In fact, people who had both female and male characteristics were viewed as gifted by nature, and therefore, able to see both sides of everything. According to Indian Country Today, all native communities acknowledged the following gender roles: “female, male, Two Spirit female, Two Spirit male and transgendered.”
In Native American cultures, people were valued for their contributions to the tribe, rather than for masculinity or femininity. Parents did not assign gender roles to children either, and even children’s clothing tended to be gender neutral. There were no ideas or ideals about how a person should live or love; it was simply a natural act that occurred without judgement or hesitation.
Without a negative stigma attached to being Two Spirited, there were no inner-tribal incidents of retaliation or violence toward the chosen people simply due to the fact that individuals identified as the opposite or both genders.
“Each tribe has their own specific term, but there was a need for a universal term that the general population [of English-speakers] could understand. The Navajo refer to Two Spirits as Nádleehí (one who is transformed), among the Lakota is Winkté (indicative of a male who has a compulsion to behave as a female), Niizh Manidoowag (two spirit) in Ojibwe, Hemaneh (half man, half woman) in Cheyenne, to name a few.
“As the purpose of “Two Spirit” is to be used as a universal term in the English language, it is not always translatable with the same meaning in Native languages. For example, in the Iroquois Cherokee language, there is no way to translate the term, but the Cherokee do have gender variance terms for ‘women who feel like men’ and vice versa.”
The “Two Spirit” culture of Native Americans was one of the first things that Europeans worked to destroy and cover up. According to people like American artist George Catlin, the Two Spirit tradition had to be eradicated before it could go into history books. Catlin said the tradition “must be extinguished before it can be more fully recorded.”

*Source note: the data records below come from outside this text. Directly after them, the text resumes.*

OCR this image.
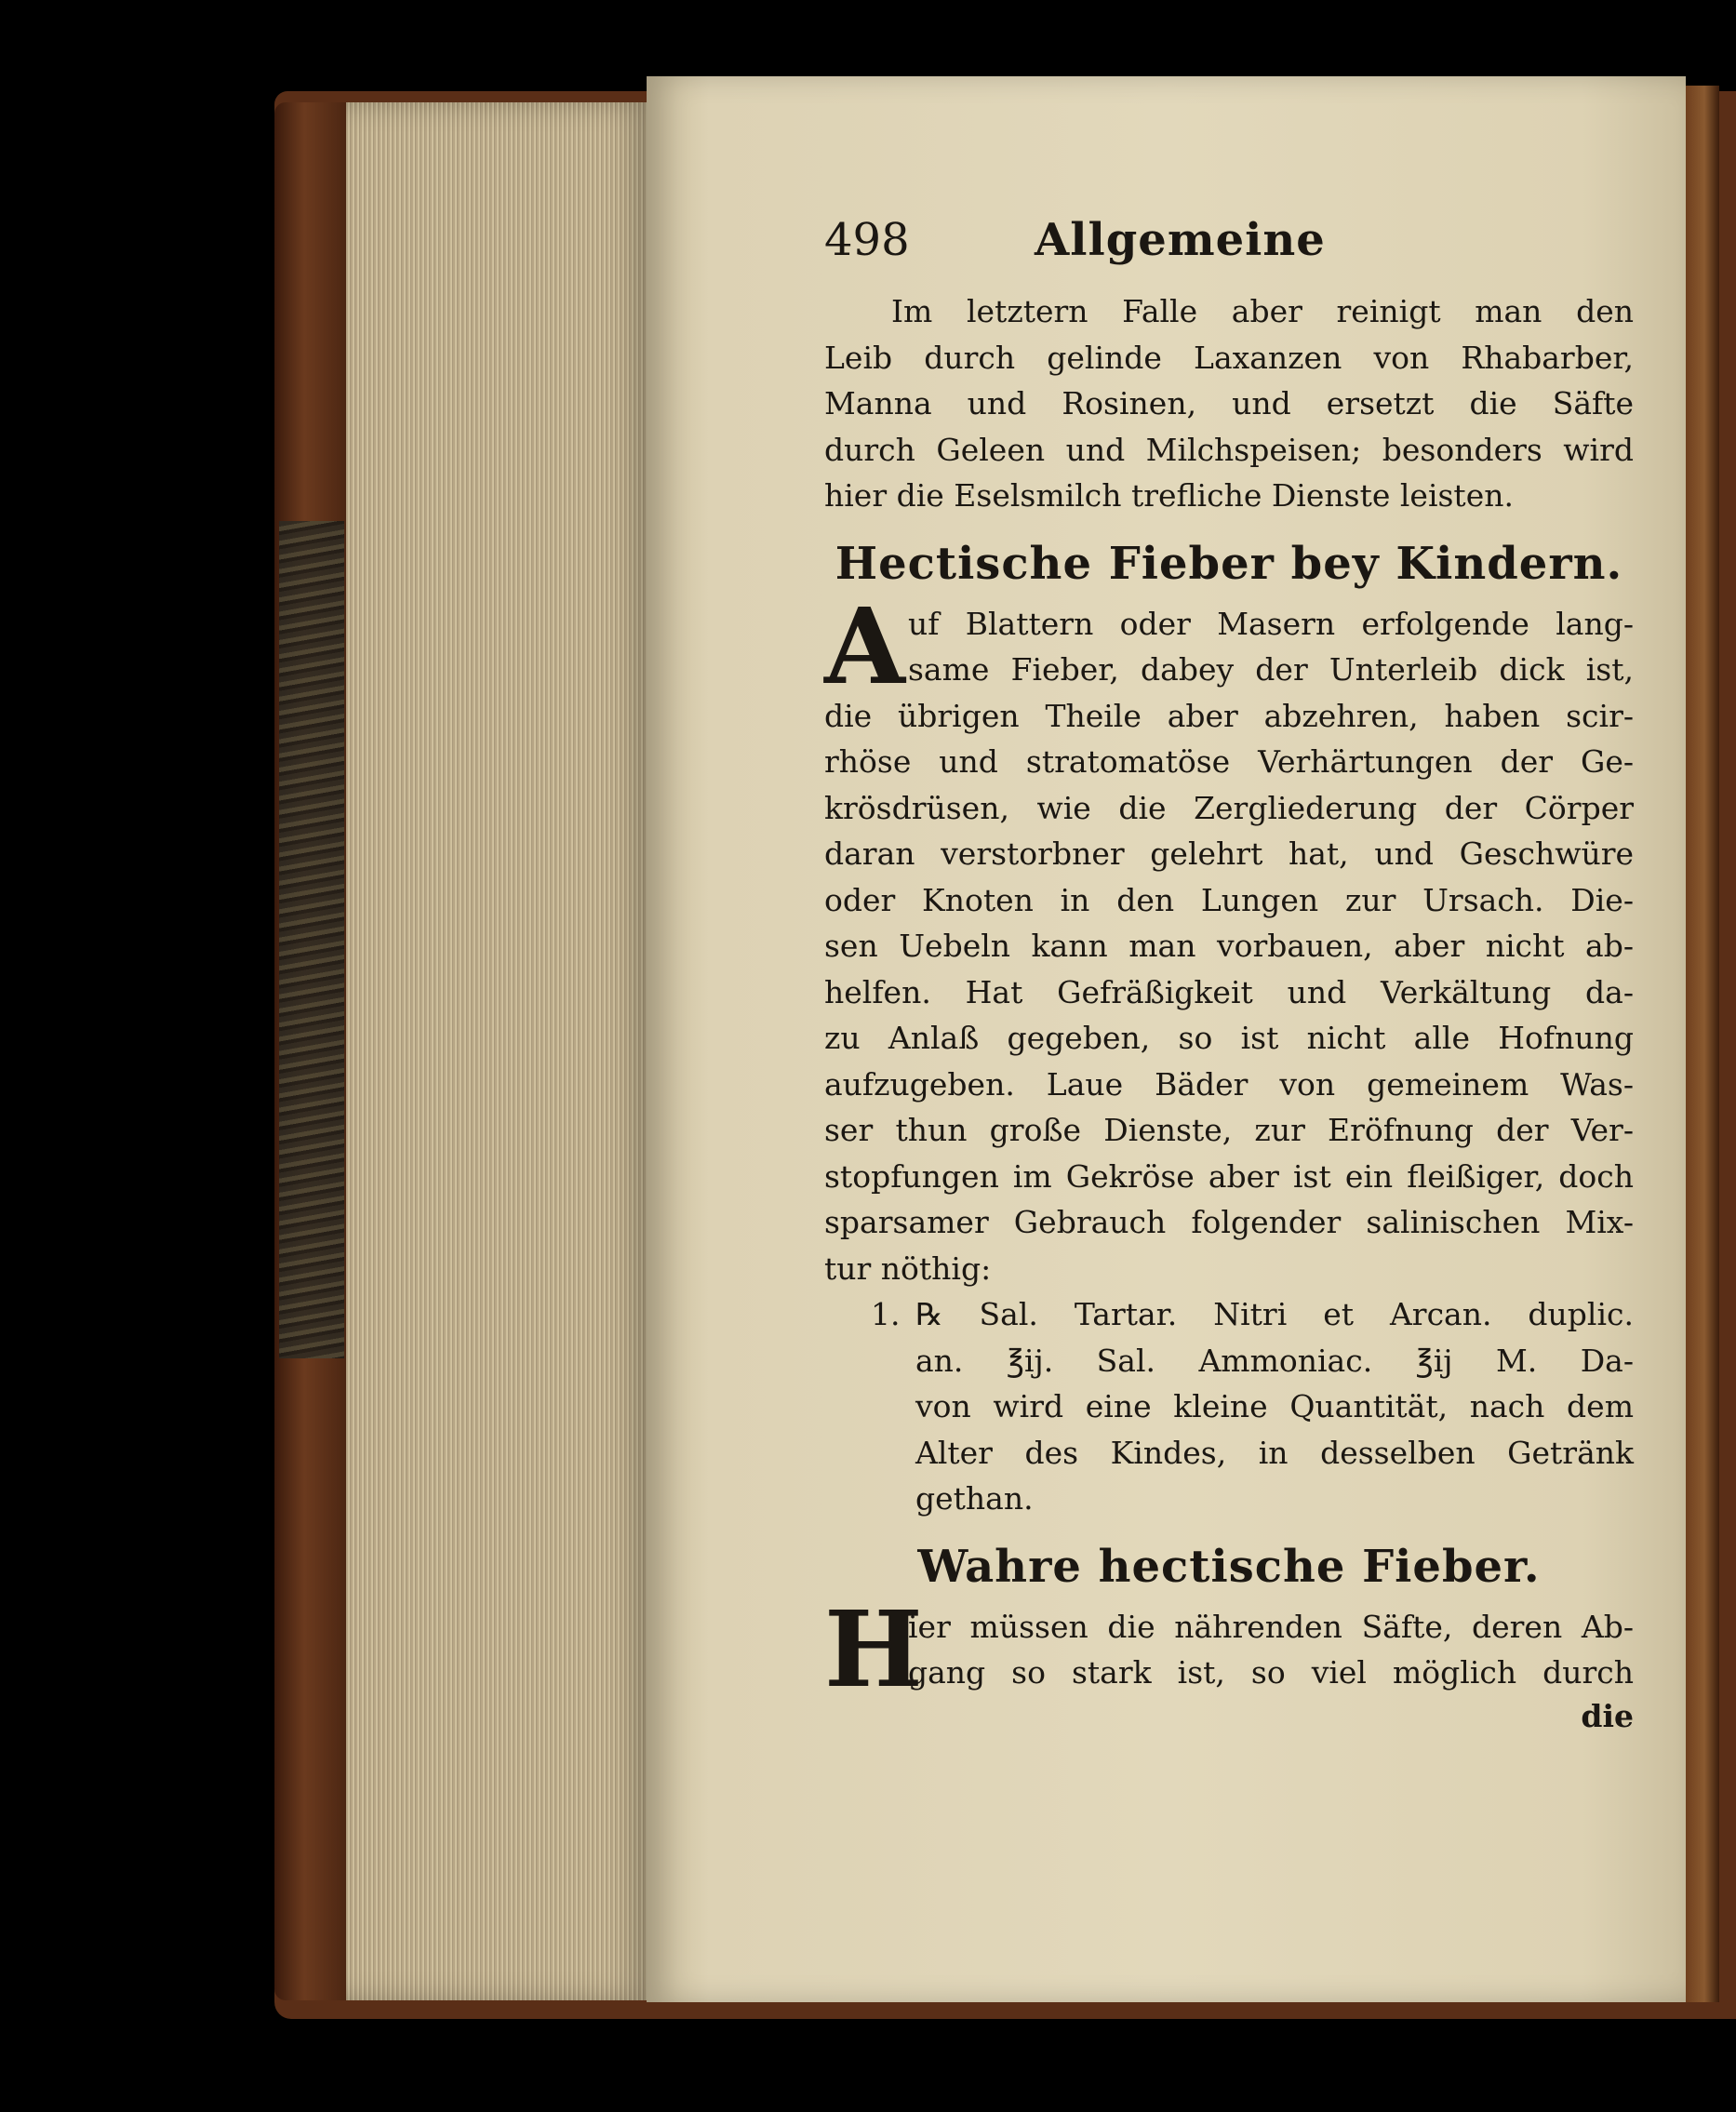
498	Allgemeine

Im letztern Falle aber reinigt man den
Leib durch gelinde Laxanzen von Rhabarber,
Manna und Rosinen, und ersetzt die Säfte
durch Geleen und Milchspeisen; besonders wird
hier die Eselsmilch trefliche Dienste leisten.

Hectische Fieber bey Kindern.
A uf Blattern oder Masern erfolgende lang-
same Fieber, dabey der Unterleib dick ist,
die übrigen Theile aber abzehren, haben scir-
rhöse und stratomatöse Verhärtungen der Ge-
krösdrüsen, wie die Zergliederung der Cörper
daran verstorbner gelehrt hat, und Geschwüre
oder Knoten in den Lungen zur Ursach. Die-
sen Uebeln kann man vorbauen, aber nicht ab-
helfen. Hat Gefräßigkeit und Verkältung da-
zu Anlaß gegeben, so ist nicht alle Hofnung
aufzugeben. Laue Bäder von gemeinem Was-
ser thun große Dienste, zur Eröfnung der Ver-
stopfungen im Gekröse aber ist ein fleißiger, doch
sparsamer Gebrauch folgender salinischen Mix-
tur nöthig:

1. ℞ Sal. Tartar. Nitri et Arcan. duplic.
an. ℥ij. Sal. Ammoniac. ℥ij M. Da-
von wird eine kleine Quantität, nach dem
Alter des Kindes, in desselben Getränk
gethan.

Wahre hectische Fieber.
H

ier müssen die nährenden Säfte, deren Ab-
gang so stark ist, so viel möglich durch

die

However, it wasn’t only white Englishmen that tried to hide any trace of native genderqueerness. According to Indian Country Today, “Spanish Catholic monks destroyed most of the Aztec codices to eradicate traditional Native beliefs and history, including those that told of the Two Spirit tradition.” Throughout these efforts by Christians, Native Americans were forced to dress and act according to newly designated gender roles.

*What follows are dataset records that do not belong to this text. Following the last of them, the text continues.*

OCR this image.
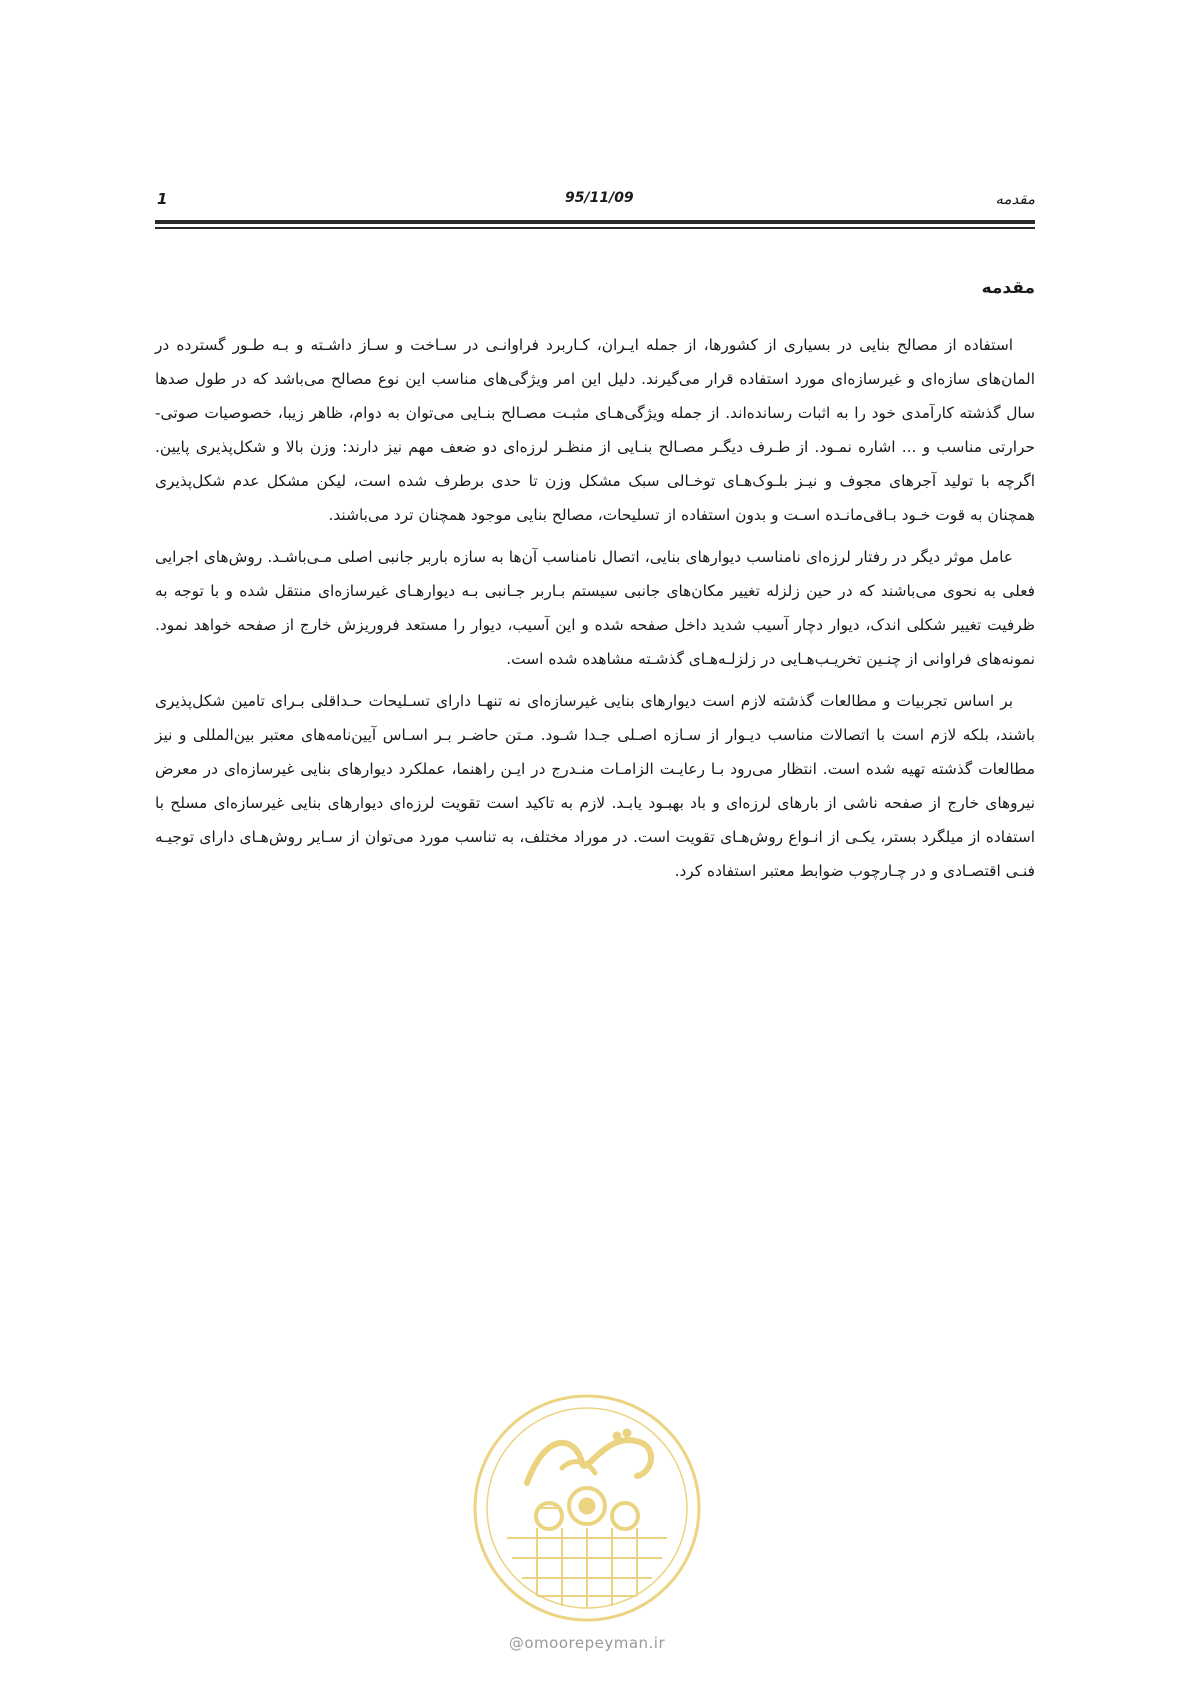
مقدمه
95/11/09
1
مقدمه

استفاده از مصالح بنایی در بسیاری از کشورها، از جمله ایـران، کـاربرد فراوانـی در سـاخت و سـاز داشـته و بـه طـور گسترده در المان‌های سازه‌ای و غیرسازه‌ای مورد استفاده قرار می‌گیرند. دلیل این امر ویژگی‌های مناسب این نوع مصالح می‌باشد که در طول صدها سال گذشته کارآمدی خود را به اثبات رسانده‌اند. از جمله ویژگی‌هـای مثبـت مصـالح بنـایی می‌توان به دوام، ظاهر زیبا، خصوصیات صوتی- حرارتی مناسب و ... اشاره نمـود. از طـرف دیگـر مصـالح بنـایی از منظـر لرزه‌ای دو ضعف مهم نیز دارند: وزن بالا و شکل‌پذیری پایین. اگرچه با تولید آجرهای مجوف و نیـز بلـوک‌هـای توخـالی سبک مشکل وزن تا حدی برطرف شده است، لیکن مشکل عدم شکل‌پذیری همچنان به قوت خـود بـاقی‌مانـده اسـت و بدون استفاده از تسلیحات، مصالح بنایی موجود همچنان ترد می‌باشند.

عامل موثر دیگر در رفتار لرزه‌ای نامناسب دیوارهای بنایی، اتصال نامناسب آن‌ها به سازه باربر جانبی اصلی مـی‌باشـد. روش‌های اجرایی فعلی به نحوی می‌باشند که در حین زلزله تغییر مکان‌های جانبی سیستم بـاربر جـانبی بـه دیوارهـای غیرسازه‌ای منتقل شده و با توجه به ظرفیت تغییر شکلی اندک، دیوار دچار آسیب شدید داخل صفحه شده و این آسیب، دیوار را مستعد فروریزش خارج از صفحه خواهد نمود. نمونه‌های فراوانی از چنـین تخریـب‌هـایی در زلزلـه‌هـای گذشـته مشاهده شده است.

بر اساس تجربیات و مطالعات گذشته لازم است دیوارهای بنایی غیرسازه‌ای نه تنهـا دارای تسـلیحات حـداقلی بـرای تامین شکل‌پذیری باشند، بلکه لازم است با اتصالات مناسب دیـوار از سـازه اصـلی جـدا شـود. مـتن حاضـر بـر اسـاس آیین‌نامه‌های معتبر بین‌المللی و نیز مطالعات گذشته تهیه شده است. انتظار می‌رود بـا رعایـت الزامـات منـدرج در ایـن راهنما، عملکرد دیوارهای بنایی غیرسازه‌ای در معرض نیروهای خارج از صفحه ناشی از بارهای لرزه‌ای و باد بهبـود یابـد. لازم به تاکید است تقویت لرزه‌ای دیوارهای بنایی غیرسازه‌ای مسلح با استفاده از میلگرد بستر، یکـی از انـواع روش‌هـای تقویت است. در موراد مختلف، به تناسب مورد می‌توان از سـایر روش‌هـای دارای توجیـه فنـی اقتصـادی و در چـارچوب ضوابط معتبر استفاده کرد.

@omoorepeyman.ir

One of the most celebrated Two Spirits in recorded history was a Lakota warrior aptly named Finds Them And Kills Them. Osh-Tisch was born a male and married a female, but adorned himself in women’s clothing and lived daily life as a female. On June 17 1876, Finds Them And Kills Them gained his reputation when he rescued a fellow tribesman during the Battle of Rosebud Creek.

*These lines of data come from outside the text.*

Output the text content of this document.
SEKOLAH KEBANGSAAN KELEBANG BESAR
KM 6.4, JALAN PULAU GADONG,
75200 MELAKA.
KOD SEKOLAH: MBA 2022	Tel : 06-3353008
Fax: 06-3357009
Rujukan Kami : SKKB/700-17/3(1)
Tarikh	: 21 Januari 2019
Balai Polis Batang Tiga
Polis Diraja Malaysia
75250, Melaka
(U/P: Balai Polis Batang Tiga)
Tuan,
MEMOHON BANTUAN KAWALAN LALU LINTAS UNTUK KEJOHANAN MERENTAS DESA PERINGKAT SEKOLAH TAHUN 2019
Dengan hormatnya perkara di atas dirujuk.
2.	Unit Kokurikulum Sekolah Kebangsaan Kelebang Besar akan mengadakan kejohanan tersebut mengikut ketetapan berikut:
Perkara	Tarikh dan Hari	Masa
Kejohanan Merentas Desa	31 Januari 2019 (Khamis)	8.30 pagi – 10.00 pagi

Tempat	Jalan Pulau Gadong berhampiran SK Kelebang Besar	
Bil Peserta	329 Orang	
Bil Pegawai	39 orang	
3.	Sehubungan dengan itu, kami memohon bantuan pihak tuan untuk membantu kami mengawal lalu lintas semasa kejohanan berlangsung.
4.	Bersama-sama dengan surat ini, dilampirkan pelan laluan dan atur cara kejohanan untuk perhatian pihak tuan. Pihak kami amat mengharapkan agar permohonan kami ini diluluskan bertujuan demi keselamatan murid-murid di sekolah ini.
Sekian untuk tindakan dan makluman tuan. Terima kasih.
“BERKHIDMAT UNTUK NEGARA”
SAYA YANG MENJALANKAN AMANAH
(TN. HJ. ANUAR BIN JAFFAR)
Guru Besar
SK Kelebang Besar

“The Two Spirit people in pre-contact Native America were highly revered and families that included them were considered lucky. Indians believed that a person who was able to see the world through the eyes of both genders at the same time was a gift from The Creator.”
Religious influences soon brought serious prejudice against gender diversity, and so this forced once openly alternative or androgynous people to one of two choices. They could either live in hiding, and in fear of being found out, or they could end their lives. Many of them did indeed end their lives.